In this presentation I will summarize our work towards the development of optogenetic cochlea implants. In rodents, four major milestones could be achieved. First, we established proof of principle of optogenetic manipulation of spiral ganglion neurons and successful stimulation of the auditory pathway. Second, we determined the presence of an optogenetically evoked percept in behavioral experiments. Third, we could demonstrate higher spatial selectivity of optogenetic stimulation vs. clinical state-of-the-art monopolar and bipolar electrical stimulation. Fourth, together with collaborators we established multi-channel optical cochlea implants for acute and chronic optical stimulation.

I will further provide an overview of our efforts towards eventual clinical translation establishing behavioral and electrophysiological experiments with electrical cochlea implants in non-human primates as well as investigating gene transfer of optogenetic constructs into the primate cochlea.

Thursday 17th December, 17.00 via Zoom

Amygdala microcircuits for associative learning – Illuminating the function of deep brain circuits with optical methods

Dr. Sabine Krabbe, DZNE, Bonn, Germany

Learning and memory are fundamental neuronal processes that are essential for behavioural adaptations in an ever-changing environment. Mechanisms of  memory formation are critically shaped by dynamic changes in the balance of excitatory and inhibitory neuronal circuit elements. Although local inhibitory  interneurons only represent a minority of the cells in most brain areas, they can tightly regulate the activity and plasticity of excitatory projection neurons in a spatially and temporally precise manner. In this talk, I will demonstrate how we combine deep-brain imaging and optogenetics in freely behaving mice with neural   circuit tracing approaches and electrophysiology to address interactions of distinct amygdala interneurons, and how this disinhibitory interplay affects plastic   changes of neighbouring projection neurons to gate learning and behavioural adaptations.

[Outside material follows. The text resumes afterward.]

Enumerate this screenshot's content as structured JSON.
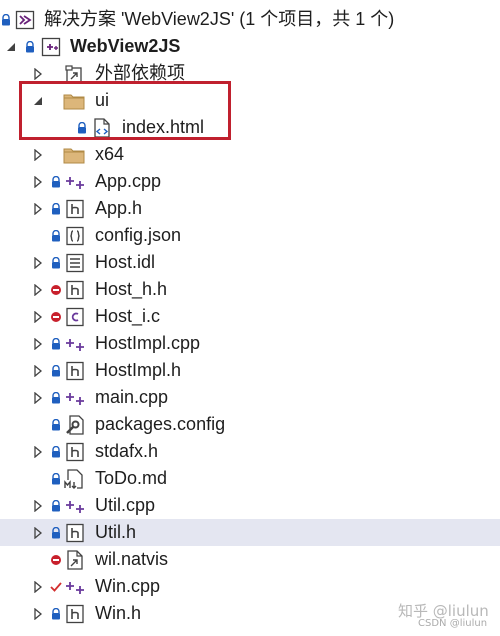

Thursday 19th November, 17.00 via Zoom

Evolution of Language and Cognition: Perspectives from Primate Neural Systems

Prof. Christopher Petkov, Newcastle University, U.K. 

How the human brain specialized for language and cognition is a fundamental question for the brain sciences, because it touches upon two issues: what makes us unique and what aspects of our cognition we share, and can thus be realistically neurobiologically modelled, with nonhuman animals? In this talk, I first consider new evidence from structural and effective connectivity studies in human and nonhuman primates, leading to a different way of thinking about how the human language system evolved. I then overview behavioral, neuroimaging and neurophysiological results using Artificial Grammar Learning tasks with monkeys and humans, including presenting work with patients that have Broca’s aphasia using tasks that nonhuman primates can conduct. I conclude by discussing the new possibilities of neurobiological work with primate models for aspects of cognition often thought to be directly linked to and unique to humans and language.

Thursday 09th July, 11.00, Building 91 (IBIO), Room 001

On the fly. Principles of Tiredness and Memories.

Dr. David Owald, Charité - Universitätsmedizin Berlin

Animals need to integrate sensory information with internal states (such as hunger or tiredness) with acquired memories to reach informed decisions on what to do next. Our work addresses neural correlates of olfactory learning and internal state coding in the genetically tractable organism Drosophila melanogaster. Using methods to interrogate neurophysiological circuit and molecular synaptic mechanisms in the context of animal behaviour, our recent work sheds light on evolutionarily conserved principles that underly oscillatory network activity signalling sleep drive and the molecular receptor logic underlying memory-relevant plasticity of cholinergic synapses.